4. Gift-giving culture in Vietnam

In Vietnamese work culture, gift-giving does not mean bribery and corruption, but it will depend on the context and situation.

In Vietnam, it is customary to exchange gifts after business meetings. Similar to the modesty observed in business attire, this culture of gift-giving also reflects a sense of modesty. The gifts exchanged need not be extravagant or large, but they should possess practical value. For foreign investors, it is advisable to keep in mind that the gift intended for senior partners should be of higher quality compared to those given to others. This distinction signifies respect and acknowledges the seniority of the recipients. By adhering to this practice, foreign investors demonstrate their understanding and appreciation of Vietnamese customs, which can help establish a positive rapport and strengthen business relationships. Thoughtful and practical gifts are appreciated in Vietnamese culture, emphasizing the importance of sincerity and consideration when selecting presents for business partners.

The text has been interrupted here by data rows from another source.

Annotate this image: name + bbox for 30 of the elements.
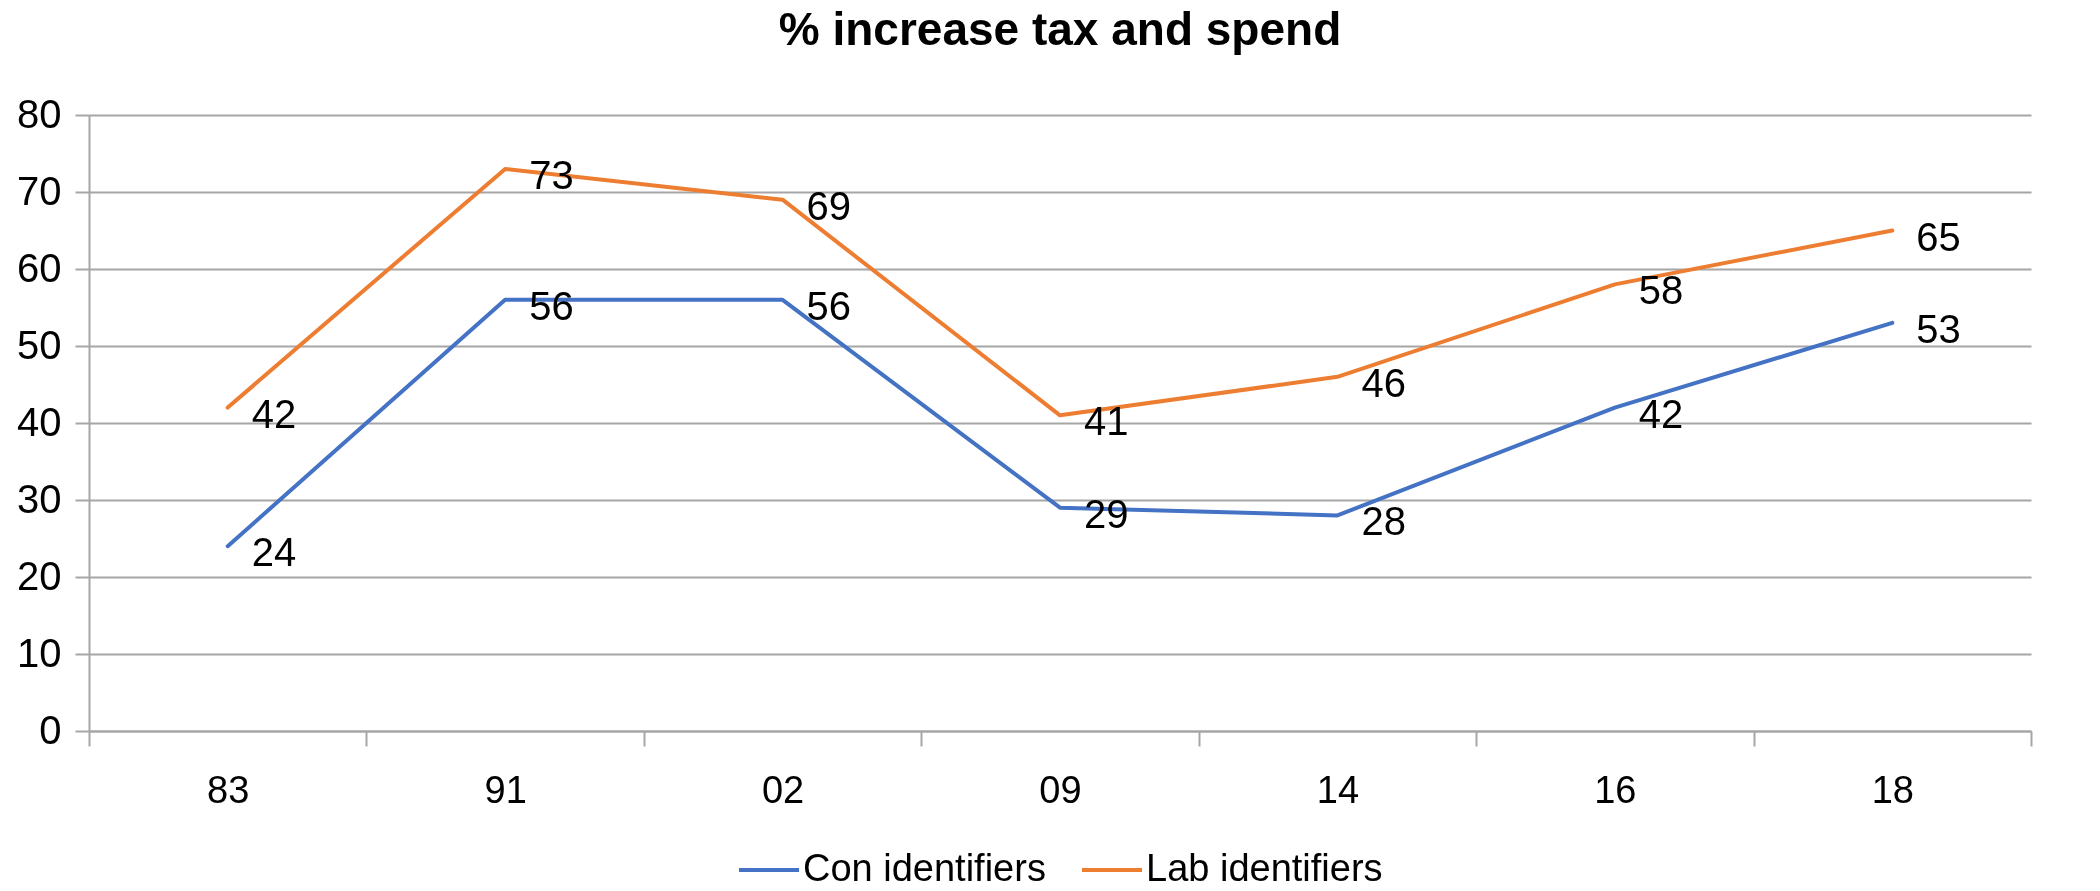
data-label: 69 (806, 183, 852, 228)
data-label: 46 (1361, 360, 1406, 405)
data-label: 65 (1916, 214, 1961, 259)
x-tick-label: 02 (761, 768, 805, 811)
y-tick-label: 30 (17, 476, 62, 521)
y-tick-label: 50 (17, 322, 62, 367)
y-tick-label: 60 (17, 245, 62, 290)
x-tick-label: 14 (1316, 768, 1360, 811)
y-tick-label: 0 (39, 707, 62, 752)
data-label: 28 (1361, 499, 1406, 544)
y-tick-label: 20 (17, 553, 62, 598)
data-label: 41 (1084, 399, 1129, 444)
data-label: 58 (1638, 268, 1684, 313)
data-label: 42 (1638, 391, 1684, 436)
x-tick-label: 91 (484, 768, 527, 811)
data-label: 42 (251, 391, 297, 436)
y-tick-label: 10 (17, 630, 62, 675)
legend-label: Lab identifiers (1146, 847, 1383, 889)
y-tick-label: 40 (17, 399, 62, 444)
x-tick-label: 18 (1871, 768, 1914, 811)
data-label: 24 (251, 530, 297, 575)
y-tick-label: 70 (17, 168, 62, 213)
y-tick-label: 80 (17, 91, 62, 136)
data-label: 53 (1916, 306, 1961, 351)
x-tick-label: 09 (1039, 768, 1082, 811)
legend-label: Con identifiers (803, 847, 1046, 889)
x-tick-label: 83 (207, 768, 250, 811)
x-tick-label: 16 (1594, 768, 1637, 811)
data-label: 56 (806, 283, 852, 328)
chart-title: % increase tax and spend (778, 3, 1342, 55)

Gift-giving culture in Vietnam
Figure 4. Gift-giving culture in Vietnam


Understanding Vietnam's business culture is crucial for ensuring success in your investment endeavors. Familiarizing yourself with the customs and traditions of this country will not only enable you to create positive impressions but also facilitate the establishment of long-term relationships, which can greatly benefit your future investments. Vietnam's unique business culture is rooted in its rich heritage and traditions, and by embracing these cultural nuances, you can navigate the business landscape more effectively. Taking the time to learn about Vietnamese etiquettes, such as appropriate dress codes, dining customs, and gift-giving practices, demonstrates your respect and understanding of the local business environment. This knowledge can help you forge connections, gain trust, and foster fruitful collaborations with Vietnamese partners. By investing in understanding Vietnam's business culture, you are investing in your success and paving the way for mutually beneficial relationships in the future.